1. From Hospital to Community
- A Neighbourhood Health Service will put more care into homes and local hubs.
- New Neighbourhood Health Centres in every community - combining GPs, mental health support, diagnostics, and community services under one roof, open 12 hours a day, six days a week.
- Personal health budgets and care plans tailored to individuals.
- Closer integration with the VCSE sector, councils, and social care providers.
2. From Analogue to Digital
- The NHS App will evolve into a “doctor in your pocket,” letting patients manage appointments, prescriptions, and care plans.
- A Single Patient Record will enable joined-up, proactive care.
- AI and wearables will reduce admin and help spot problems sooner.
3. From Sickness to Prevention
- Action on smoking, obesity, food policy, and children’s health.
- A focus on early screening and tackling health inequalities.
- Investment in mental health support for young people.
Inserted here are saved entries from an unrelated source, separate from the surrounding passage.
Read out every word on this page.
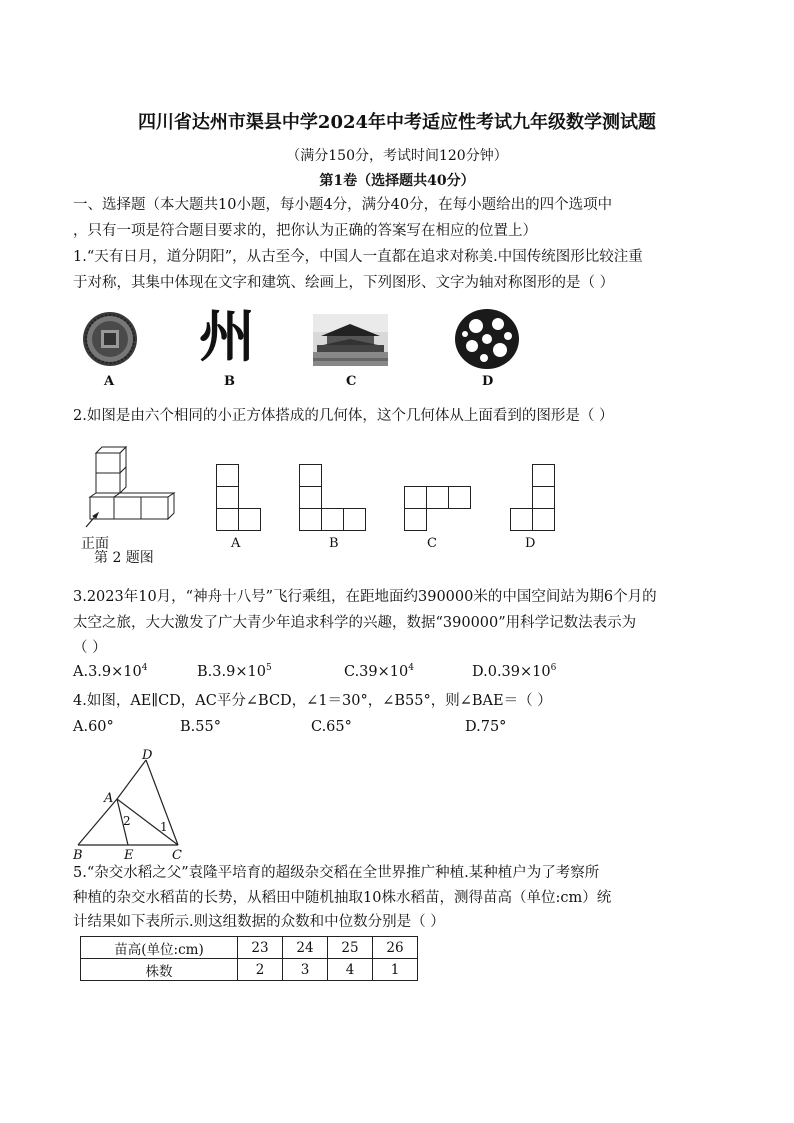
四川省达州市渠县中学2024年中考适应性考试九年级数学测试题
（满分150分，考试时间120分钟）
第1卷（选择题共40分）
一、选择题（本大题共10小题，每小题4分，满分40分，在每小题给出的四个选项中
，只有一项是符合题目要求的，把你认为正确的答案写在相应的位置上）
1.“天有日月，道分阴阳”，从古至今，中国人一直都在追求对称美.中国传统图形比较注重
于对称，其集中体现在文字和建筑、绘画上，下列图形、文字为轴对称图形的是（ ）
A
州
B	C	D
2.如图是由六个相同的小正方体搭成的几何体，这个几何体从上面看到的图形是（ ）
正面
第 2 题图
A	B	C	D
3.2023年10月，“神舟十八号”飞行乘组，在距地面约390000米的中国空间站为期6个月的
太空之旅，大大激发了广大青少年追求科学的兴趣，数据“390000”用科学记数法表示为
（ ）
$A.3.9\times 10^4$	$B.3.9\times 10^5$	$C.39\times 10^4$	$D.0.39\times 10^6$
4.如图，AE∥CD，AC平分∠BCD，∠1＝30°，∠B55°，则∠BAE＝（ ）
A.60°	B.55°	C.65°	D.75°
D
A
B	E	C
1
2
5.“杂交水稻之父”袁隆平培育的超级杂交稻在全世界推广种植.某种植户为了考察所
种植的杂交水稻苗的长势，从稻田中随机抽取10株水稻苗，测得苗高（单位:cm）统
计结果如下表所示.则这组数据的众数和中位数分别是（ ）
苗高(单位:cm)	23	24	25	26
株数	2	3	4	1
This 10-Year Plan provides some exciting opportunities along with real risks for Gloucestershire’s VCSE sector. If implemented well, it could create more joined-up, community-led care and give local people more control over their health – all of which, the VCSE sector could play an integral role in. However, the reduction of ICBs and a move towards regional decision making could mean that much-needed local influence and nuance in service design is lost.
Ultimately, the intent set out within the Plan and many aspects of it are what the sector has been lobbying for for some time. Choice, localism and prevention are all aspects of health and wellbeing that are central to the VCSE sector ethos and its delivery. But like any strategic document, its success or failure will be determined by the methods of implementation. To achieve the ambitions within this document partnership working, funding and trust in the VCSE sector are essential.